NATO’s US-led International Security Assistance Force (ISAF) said only that three service members died after an explosion in northern Afghanistan, without officially confirming that it was the same incident or giving nationalities.
“A suicide bomber targeted a group of foreign friends,” Faryab governor Abdul Haq Shafaq told AFP. “They were military. There are casualties, dead and wounded.”
Faryab, which borders Turkmenistan, is far from centres of the Taliban-led insurgency in Afghanistan’s south and east, but it suffers sporadic attacks. There were conflicting reports about the exact death toll and the identity of the victims after the suicide bomber, who police said was riding an explosives-packed motorcycle, blew himself up.
Lal Mohammad Ahmadzai, police spokesman for northern Afghanistan, described the blast as “powerful” and put the death toll at 10. He said six civilians and four policemen were killed, with 20 people wounded, including four police.
“A suicide bomber with a suicide vest full of explosives and on a explosive-laden motorcycle targeted some foreign forces near a UN compound in Maymana,” he said.
Most foreign troops in Faryab are Norwegian and Lieutenant Colonel John Espen Lien, a spokesman for Norway’s armed forces, told AFP there were “at least 12 killed, but this number is not definitive”.
No Norwegian ISAF personnel were nearby at the time, he added.
A doctor at the town’s hospital said the bodies of five civilians had been brought in, and 26 people were wounded.

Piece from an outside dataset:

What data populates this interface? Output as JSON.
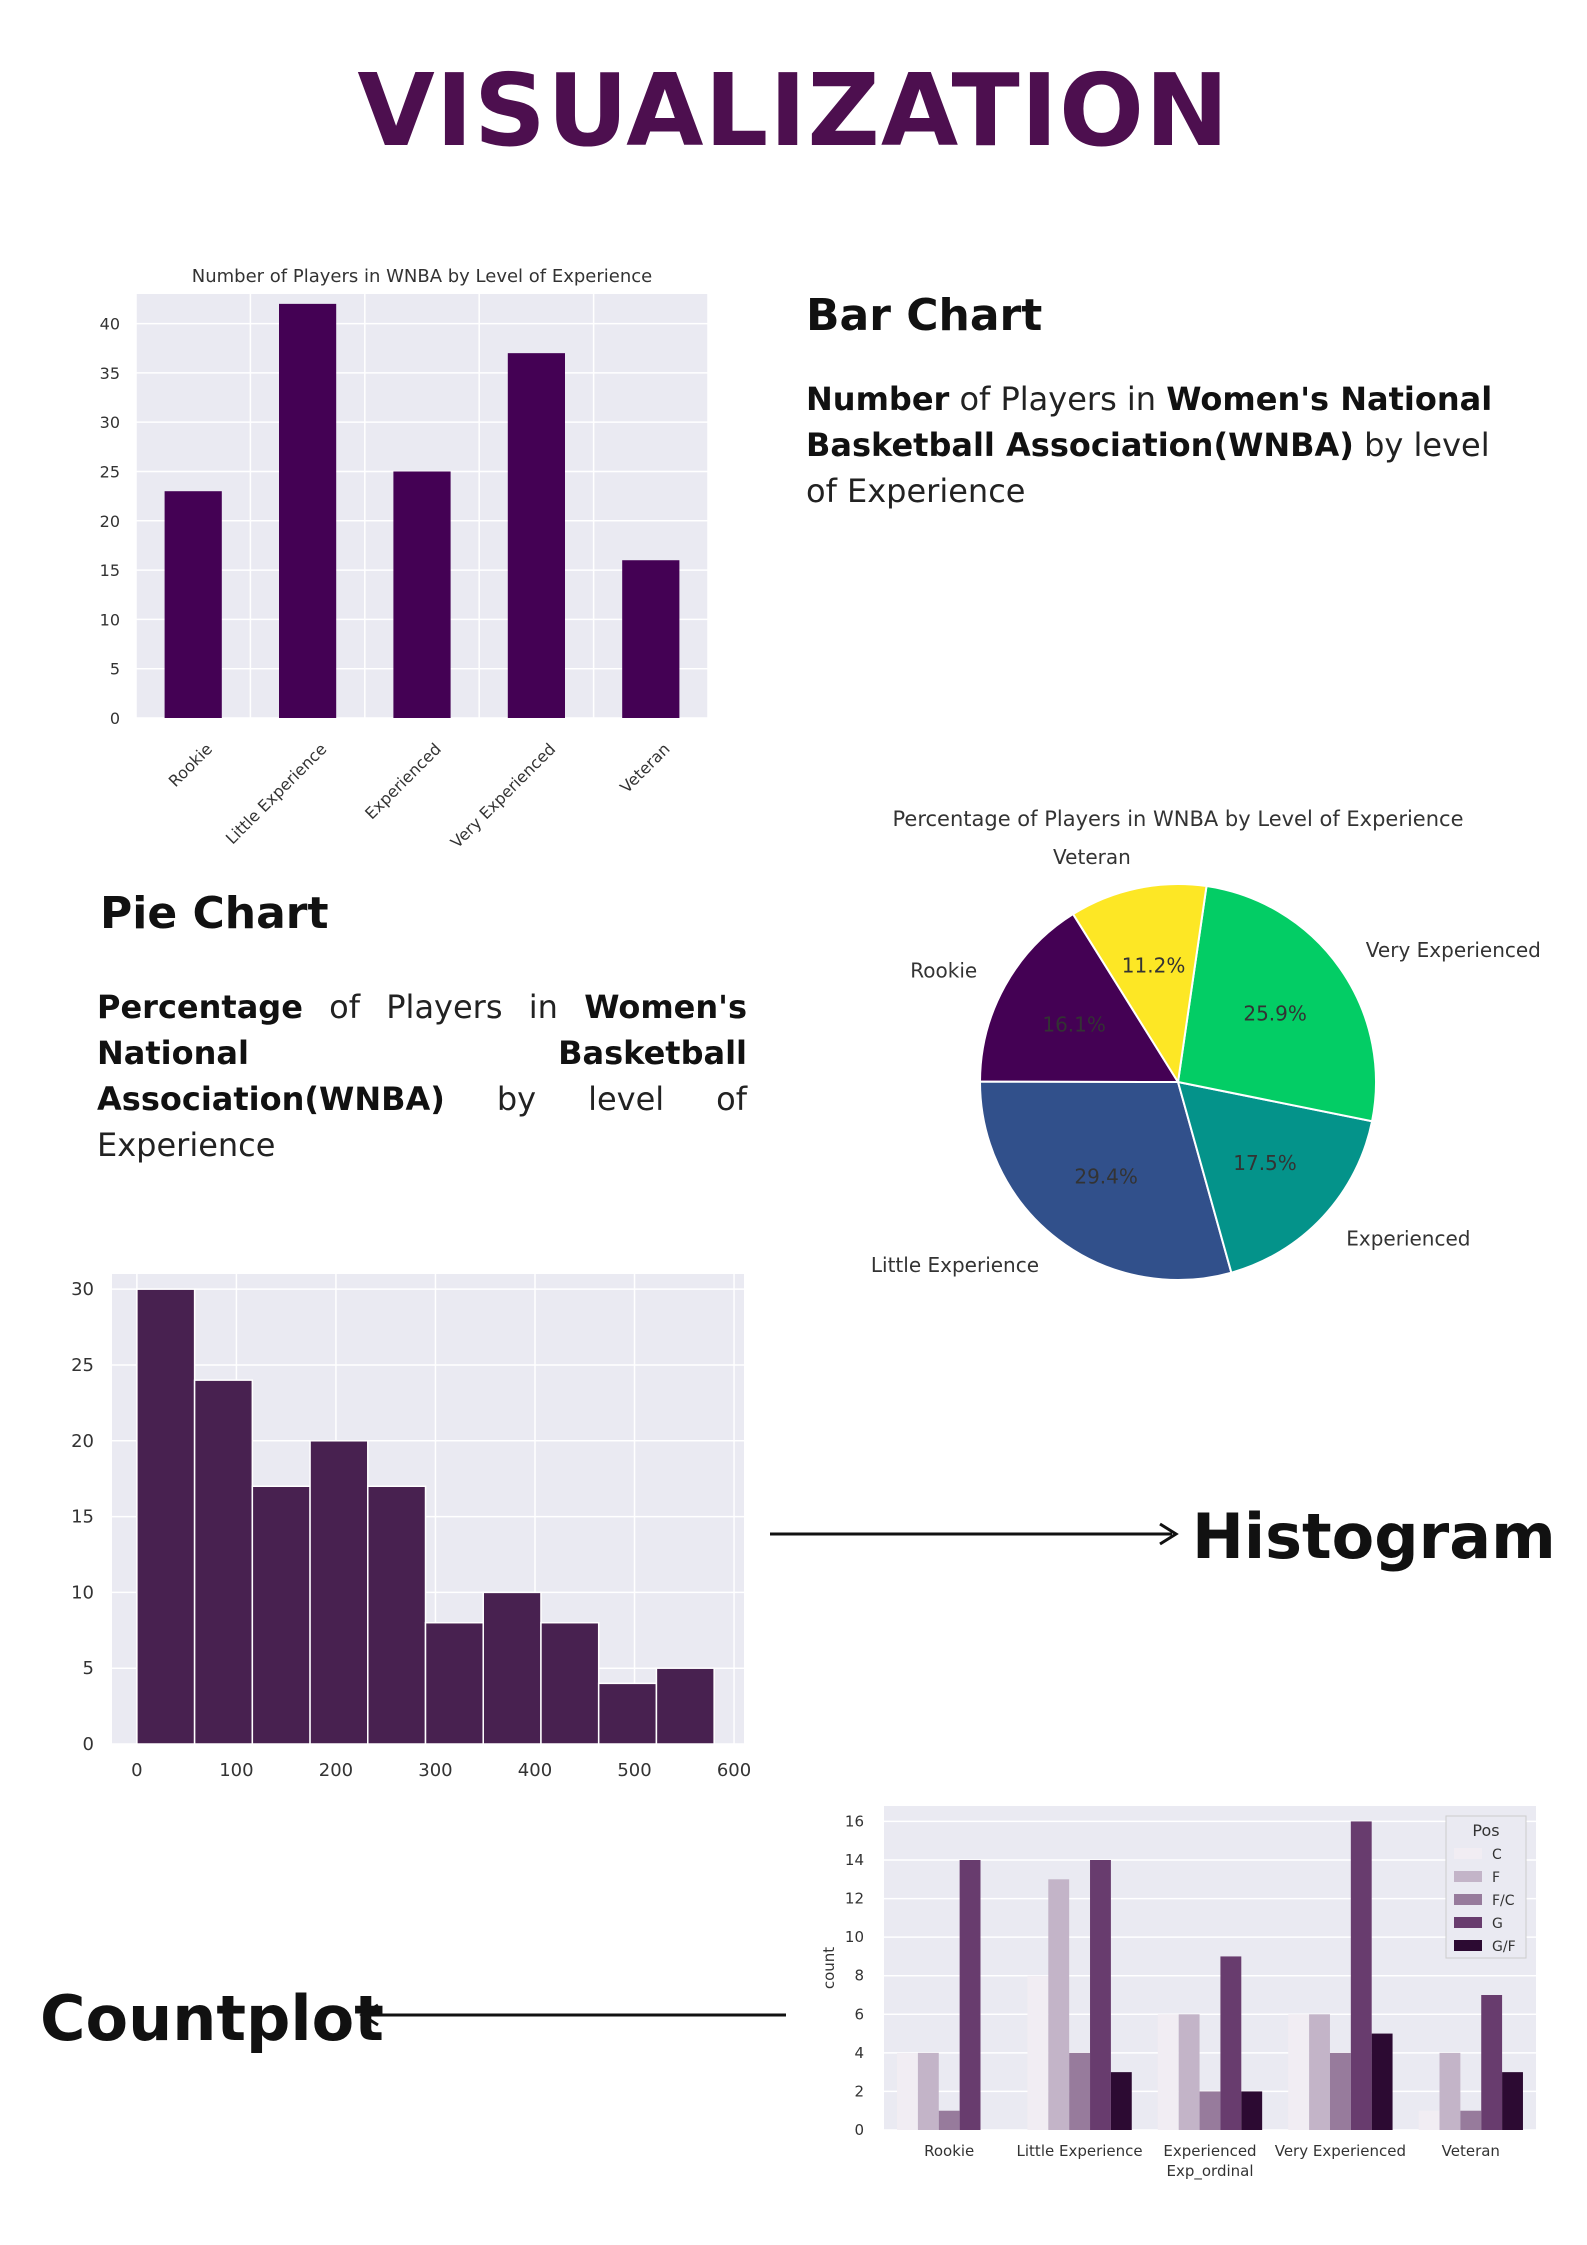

In a statement on its website the Taliban claimed responsibility for the attack, saying eight foreign soldiers were killed and six wounded, while Afghan troops also suffered casualties. The Taliban routinely exaggerate their claims.
NATO has 130,000 soldiers helping Afghan President Hamid Karzai’s government fight the Taliban, but is scheduled to hand responsibility for security across the country to Afghans and withdraw most of its troops by the end of 2014.

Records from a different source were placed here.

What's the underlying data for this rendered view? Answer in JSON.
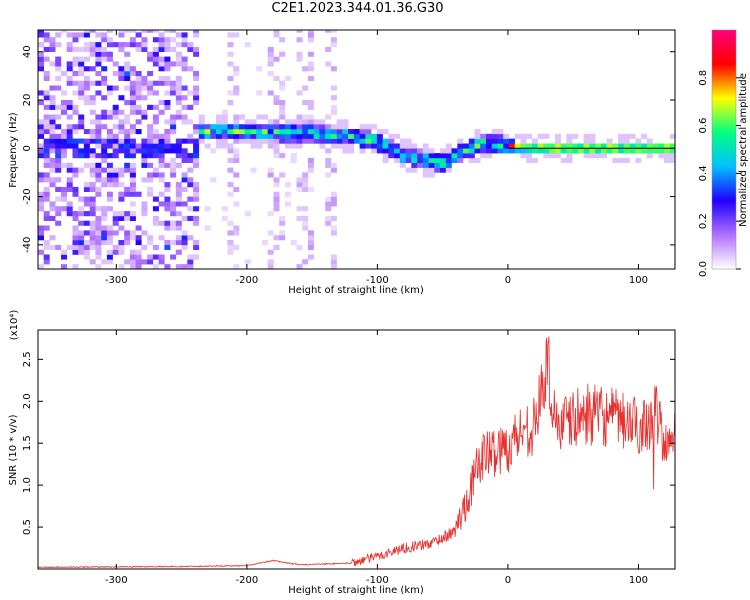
{
  "title": "C2E1.2023.344.01.36.G30",
  "chart_data": [
    {
      "type": "heatmap",
      "xlabel": "Height of straight line (km)",
      "ylabel": "Frequency (Hz)",
      "xlim": [
        -360,
        128
      ],
      "ylim": [
        -50,
        49
      ],
      "xticks": [
        -300,
        -200,
        -100,
        0,
        100
      ],
      "yticks": [
        -40,
        -20,
        0,
        20,
        40
      ],
      "colorbar": {
        "label": "Normalized spectral amplitude",
        "range": [
          0,
          1
        ],
        "ticks": [
          0.0,
          0.2,
          0.4,
          0.6,
          0.8
        ],
        "colormap": [
          "#ffffff",
          "#b070ff",
          "#2000ff",
          "#00c0ff",
          "#00ff80",
          "#ffff00",
          "#ff0000",
          "#ff0080"
        ]
      },
      "ridge": {
        "x": [
          -238,
          -200,
          -150,
          -120,
          -100,
          -80,
          -60,
          -50,
          -45,
          -40,
          -30,
          -20,
          -10,
          0,
          20,
          60,
          128
        ],
        "freq": [
          7,
          7,
          6,
          5,
          3,
          -3,
          -5,
          -6,
          -5,
          -3,
          0,
          2,
          2,
          1,
          0,
          0,
          0
        ]
      },
      "grid": false
    },
    {
      "type": "line",
      "xlabel": "Height of straight line (km)",
      "ylabel": "SNR (10 * v/v)",
      "scale_label": "(x10⁴)",
      "xlim": [
        -360,
        128
      ],
      "ylim": [
        0,
        2.85
      ],
      "xticks": [
        -300,
        -200,
        -100,
        0,
        100
      ],
      "yticks": [
        0.5,
        1.0,
        1.5,
        2.0,
        2.5
      ],
      "color": "#e8302e",
      "series_trend": {
        "x": [
          -360,
          -250,
          -200,
          -180,
          -160,
          -120,
          -100,
          -80,
          -60,
          -40,
          -30,
          -20,
          0,
          10,
          20,
          30,
          35,
          40,
          60,
          80,
          100,
          115,
          120,
          128
        ],
        "y": [
          0.02,
          0.03,
          0.04,
          0.1,
          0.05,
          0.07,
          0.15,
          0.25,
          0.3,
          0.45,
          0.9,
          1.35,
          1.45,
          1.65,
          1.7,
          2.4,
          1.9,
          1.7,
          1.85,
          1.8,
          1.7,
          1.85,
          1.4,
          1.7
        ]
      },
      "grid": false
    }
  ]
}
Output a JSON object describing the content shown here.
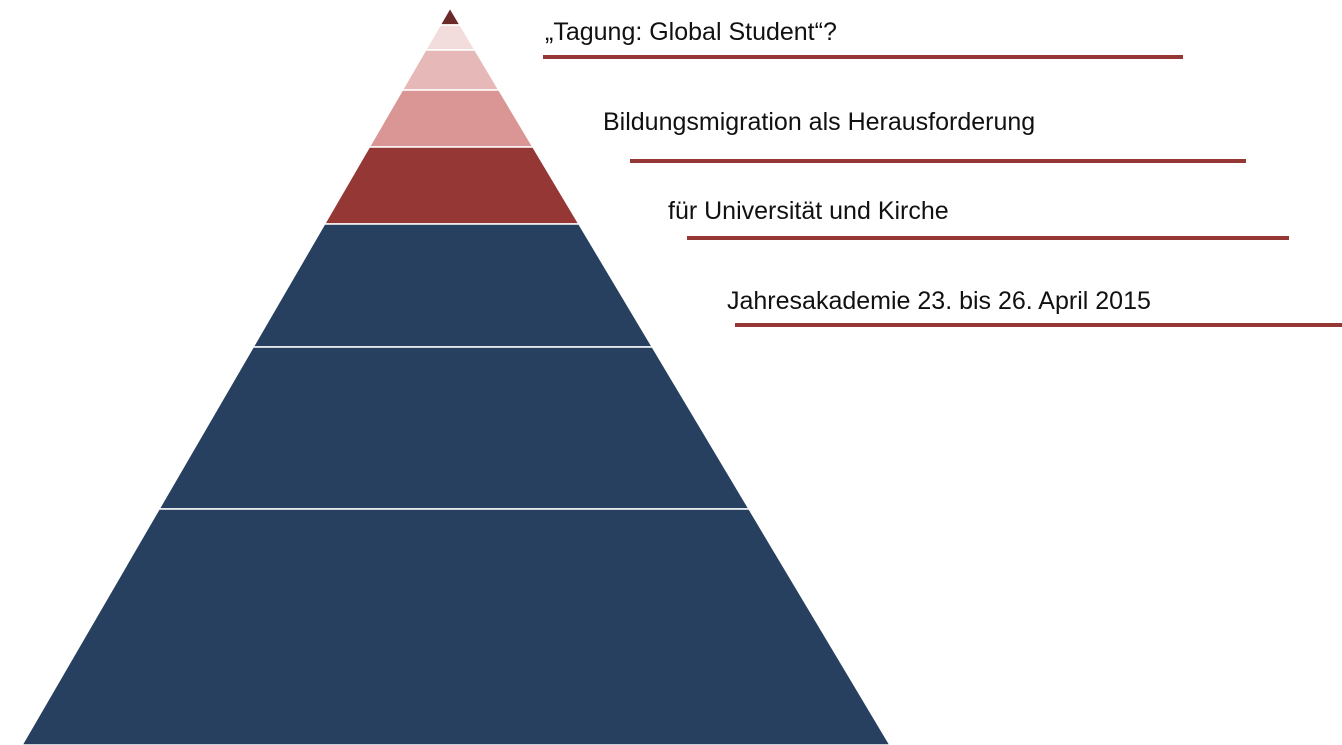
{
  "lines": [
    "„Tagung: Global Student“?",
    "Bildungsmigration als Herausforderung",
    "für Universität und Kirche",
    "Jahresakademie 23. bis 26. April 2015"
  ]
}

But relations between the allies have been strained this year by a series of killings of Western troops by Afghan security personnel, a massacre of 17 civilians blamed on a US soldier and the burning of Korans at a US base.
Night raids by special forces against insurgent hideouts have also triggered popular anger and long been a source of friction with Karzai, who has denounced the NATO operations as reckless.